First, all self-recursions and call cycles in the native code which could result in uncontrolled stack overflow were identified. Most of the cycles could be eliminated by iterative rewrites. There were, however, some call cycles that could not be removed. An example is native code to Java transitions and back: there can essentially be several such transitions, with no real bound on the number. On each such cycle, a routine was chosen which employs a dynamic stack check at its beginning, testing for remaining stack space before executing the current routine. These test points are called safe points, since in the case of insufficient stack space, these are the places to throw a StackOverflowError. If execution were to continue, there would be an uncontrolled stack overflow with possible memory corruption. If the remaining stack space at a safe point is under a certain limit (the stack red zone), a StackOverflowError is thrown.
After having dealt with recursion, all call paths requiring excessive stack usage were identified. The frames that "contributed" the most to these paths were chosen and analyzed on a case by case basis. It was possible to significantly reduce the stack usage of most of these by moving large local variable storage to global static storage for non-reentrant routines and by dynamically allocating storage for reentrant routines. In addition, the worst-case stack requirement was reduced on any path between two stack checks by introducing extra stack checks. This allowed the stack red zone to be made smaller.
These efforts resulted in well-defined, exact stack requirements. Static analysis of stack consumption performed on SolarisTM/SPARCTM revealed that the appropriate red zone in the VM implementation is 3.3k plus the maximum stack consumption of the underlying library functions. As for native method implementations including AWT and socket features, another red zone called the native red zone was introduced. Unfortunately, since some Motif routines require large stacks, the native red zone had to be set to 80k for the reference implementation on Solaris/SPARC.
The VM's stack usage was checked by running actual applications like Personal WebAccess (a Web browser).
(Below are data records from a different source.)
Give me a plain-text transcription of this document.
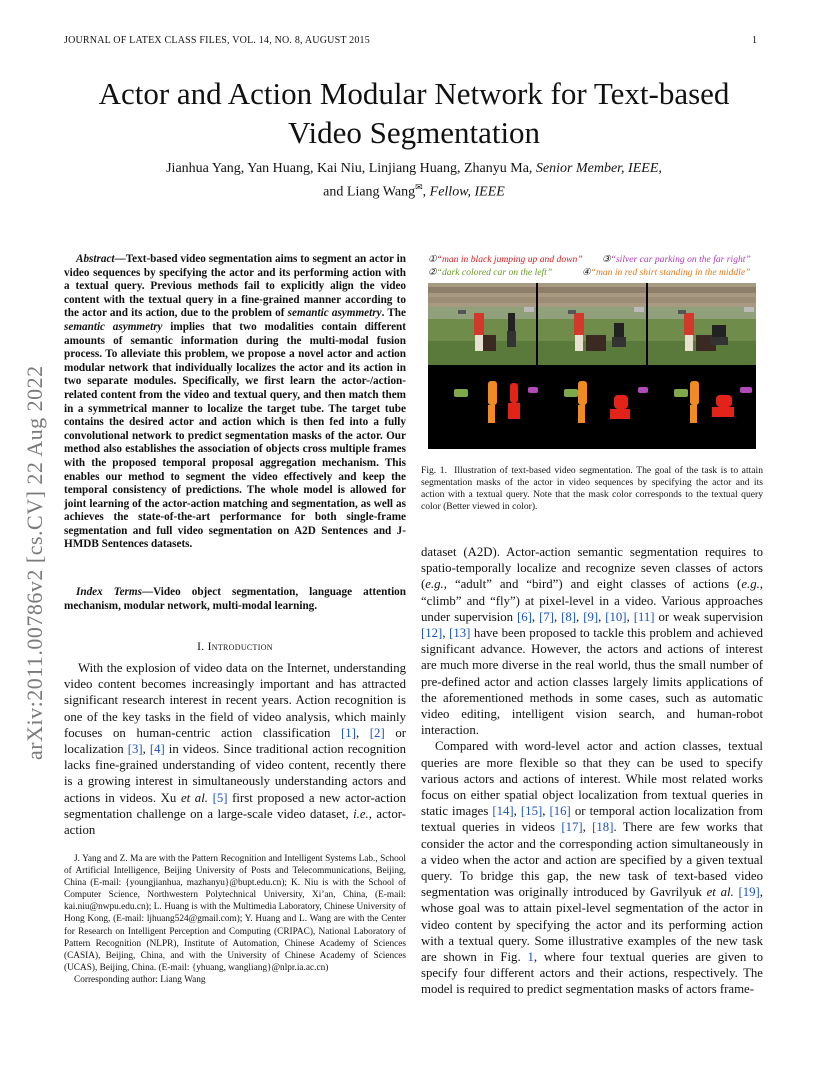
JOURNAL OF LATEX CLASS FILES, VOL. 14, NO. 8, AUGUST 2015	1
arXiv:2011.00786v2 [cs.CV] 22 Aug 2022
Actor and Action Modular Network for Text-based
Video Segmentation
Jianhua Yang, Yan Huang, Kai Niu, Linjiang Huang, Zhanyu Ma, Senior Member, IEEE,
and Liang Wang✉, Fellow, IEEE
Abstract—Text-based video segmentation aims to segment an actor in video sequences by specifying the actor and its performing action with a textual query. Previous methods fail to explicitly align the video content with the textual query in a fine-grained manner according to the actor and its action, due to the problem of semantic asymmetry. The semantic asymmetry implies that two modalities contain different amounts of semantic information during the multi-modal fusion process. To alleviate this problem, we propose a novel actor and action modular network that individually localizes the actor and its action in two separate modules. Specifically, we first learn the actor-/action-related content from the video and textual query, and then match them in a symmetrical manner to localize the target tube. The target tube contains the desired actor and action which is then fed into a fully convolutional network to predict segmentation masks of the actor. Our method also establishes the association of objects cross multiple frames with the proposed temporal proposal aggregation mechanism. This enables our method to segment the video effectively and keep the temporal consistency of predictions. The whole model is allowed for joint learning of the actor-action matching and segmentation, as well as achieves the state-of-the-art performance for both single-frame segmentation and full video segmentation on A2D Sentences and J-HMDB Sentences datasets.
Index Terms—Video object segmentation, language attention mechanism, modular network, multi-modal learning.
I. Introduction

With the explosion of video data on the Internet, understanding video content becomes increasingly important and has attracted significant research interest in recent years. Action recognition is one of the key tasks in the field of video analysis, which mainly focuses on human-centric action classification [1], [2] or localization [3], [4] in videos. Since traditional action recognition lacks fine-grained understanding of video content, recently there is a growing interest in simultaneously understanding actors and actions in videos. Xu et al. [5] first proposed a new actor-action segmentation challenge on a large-scale video dataset, i.e., actor-action

J. Yang and Z. Ma are with the Pattern Recognition and Intelligent Systems Lab., School of Artificial Intelligence, Beijing University of Posts and Telecommunications, Beijing, China (E-mail: {youngjianhua, mazhanyu}@bupt.edu.cn); K. Niu is with the School of Computer Science, Northwestern Polytechnical University, Xi’an, China, (E-mail: kai.niu@nwpu.edu.cn); L. Huang is with the Multimedia Laboratory, Chinese University of Hong Kong, (E-mail: ljhuang524@gmail.com); Y. Huang and L. Wang are with the Center for Research on Intelligent Perception and Computing (CRIPAC), National Laboratory of Pattern Recognition (NLPR), Institute of Automation, Chinese Academy of Sciences (CASIA), Beijing, China, and with the University of Chinese Academy of Sciences (UCAS), Beijing, China. (E-mail: {yhuang, wangliang}@nlpr.ia.ac.cn)

Corresponding author: Liang Wang

①“man in black jumping up and down” ③“silver car parking on the far right”
②“dark colored car on the left”	④“man in red shirt standing in the middle”
Fig. 1. Illustration of text-based video segmentation. The goal of the task is to attain segmentation masks of the actor in video sequences by specifying the actor and its action with a textual query. Note that the mask color corresponds to the textual query color (Better viewed in color).

dataset (A2D). Actor-action semantic segmentation requires to spatio-temporally localize and recognize seven classes of actors (e.g., “adult” and “bird”) and eight classes of actions (e.g., “climb” and “fly”) at pixel-level in a video. Various approaches under supervision [6], [7], [8], [9], [10], [11] or weak supervision [12], [13] have been proposed to tackle this problem and achieved significant advance. However, the actors and actions of interest are much more diverse in the real world, thus the small number of pre-defined actor and action classes largely limits applications of the aforementioned methods in some cases, such as automatic video editing, intelligent vision search, and human-robot interaction.

Compared with word-level actor and action classes, textual queries are more flexible so that they can be used to specify various actors and actions of interest. While most related works focus on either spatial object localization from textual queries in static images [14], [15], [16] or temporal action localization from textual queries in videos [17], [18]. There are few works that consider the actor and the corresponding action simultaneously in a video when the actor and action are specified by a given textual query. To bridge this gap, the new task of text-based video segmentation was originally introduced by Gavrilyuk et al. [19], whose goal was to attain pixel-level segmentation of the actor in video content by specifying the actor and its performing action with a textual query. Some illustrative examples of the new task are shown in Fig. 1, where four textual queries are given to specify four different actors and their actions, respectively. The model is required to predict segmentation masks of actors frame-
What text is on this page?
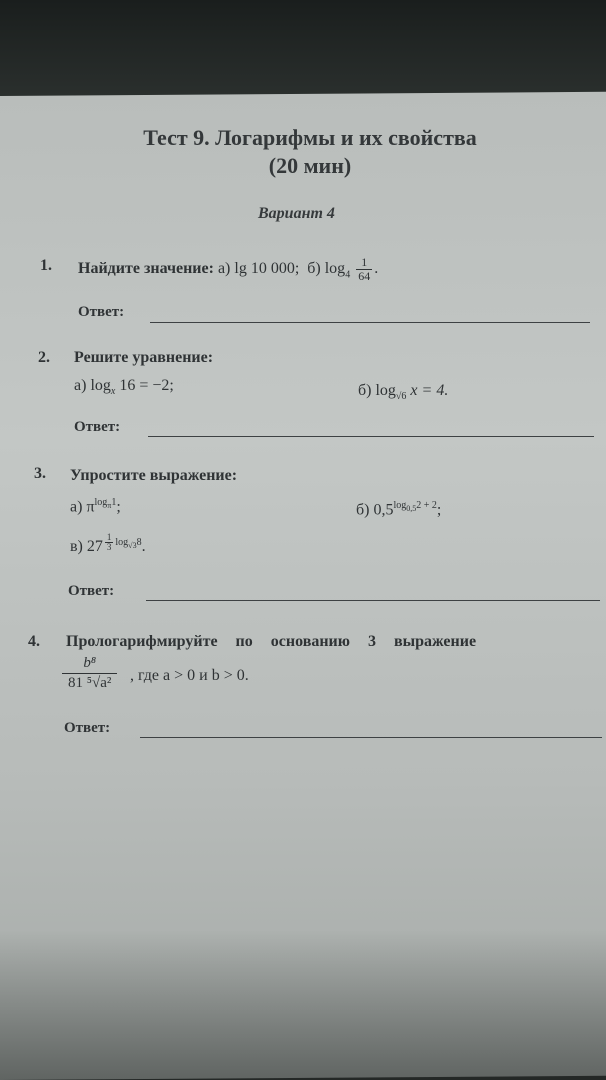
Тест 9. Логарифмы и их свойства
(20 мин)
Вариант 4
1. Найдите значение: а) lg 10 000; б) $\log_4 \frac{1}{64}$ .
Ответ:
2. Решите уравнение:
а) $\log_x 16 = -2$;	б) $\log_{√6} x = 4$.
Ответ:
3. Упростите выражение:
а) $\pi^{log_\pi 1}$;	б) $0,5^{log_{0,5}2 + 2}$;
в) 27 $^{\frac{1}{3} log_{√3}8}$.
Ответ:
4. Прологарифмируйте по основанию 3 выражение
$\frac{\text{b⁸}}{\text{81 ⁵√a²}}$ , где a > 0 и b > 0.
Ответ:
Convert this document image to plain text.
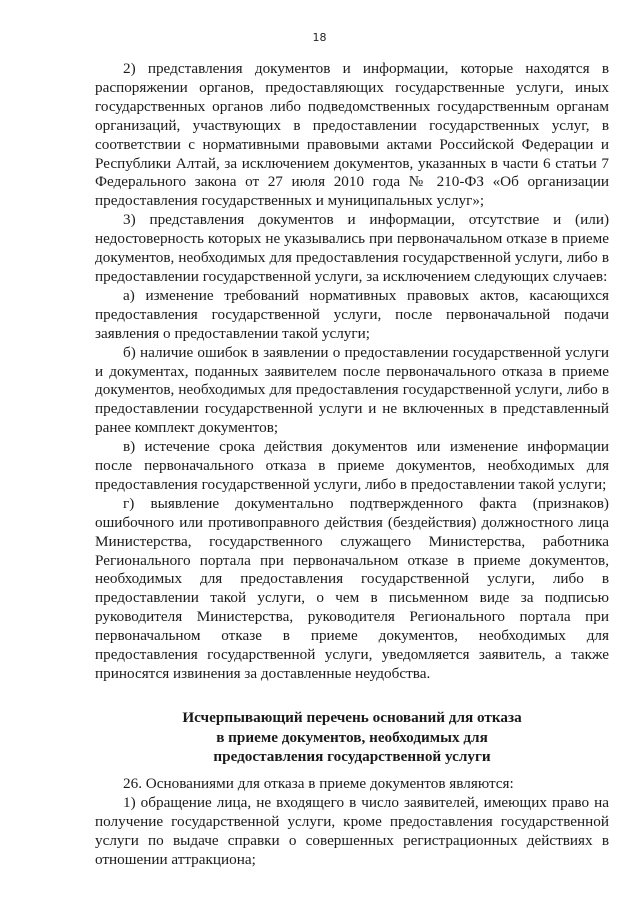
18

2) представления документов и информации, которые находятся в распоряжении органов, предоставляющих государственные услуги, иных государственных органов либо подведомственных государственным органам организаций, участвующих в предоставлении государственных услуг, в соответствии с нормативными правовыми актами Российской Федерации и Республики Алтай, за исключением документов, указанных в части 6 статьи 7 Федерального закона от 27 июля 2010 года № 210-ФЗ «Об организации предоставления государственных и муниципальных услуг»;

3) представления документов и информации, отсутствие и (или) недостоверность которых не указывались при первоначальном отказе в приеме документов, необходимых для предоставления государственной услуги, либо в предоставлении государственной услуги, за исключением следующих случаев:

а) изменение требований нормативных правовых актов, касающихся предоставления государственной услуги, после первоначальной подачи заявления о предоставлении такой услуги;

б) наличие ошибок в заявлении о предоставлении государственной услуги и документах, поданных заявителем после первоначального отказа в приеме документов, необходимых для предоставления государственной услуги, либо в предоставлении государственной услуги и не включенных в представленный ранее комплект документов;

в) истечение срока действия документов или изменение информации после первоначального отказа в приеме документов, необходимых для предоставления государственной услуги, либо в предоставлении такой услуги;

г) выявление документально подтвержденного факта (признаков) ошибочного или противоправного действия (бездействия) должностного лица Министерства, государственного служащего Министерства, работника Регионального портала при первоначальном отказе в приеме документов, необходимых для предоставления государственной услуги, либо в предоставлении такой услуги, о чем в письменном виде за подписью руководителя Министерства, руководителя Регионального портала при первоначальном отказе в приеме документов, необходимых для предоставления государственной услуги, уведомляется заявитель, а также приносятся извинения за доставленные неудобства.

Исчерпывающий перечень оснований для отказа
в приеме документов, необходимых для
предоставления государственной услуги

26. Основаниями для отказа в приеме документов являются:

1) обращение лица, не входящего в число заявителей, имеющих право на получение государственной услуги, кроме предоставления государственной услуги по выдаче справки о совершенных регистрационных действиях в отношении аттракциона;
It was found that the worst stack usage at any stack check point in the VM code was less than 12k. As for the check point for the "native red zone", the maximum usage was less than 10k. Thus, a typical upper bound for the thread stack size of the Sparc implementation would be:
upperBound = max {12k + 3.3k + libfuncStackMax, 10k + nativeImplStackMax}
where libfuncStackMax is the maximum stack consumption of the library functions used by the VM like vfprintf, abort, free, etc., and nativeImplStackMax is the maximum stack consumption of the native method implementations including underlying libraries.
Note that the Sparc architecture consumes more stack because of its register windows architecture, and that a lower default stack size can be expected for embedded purpose CPUs.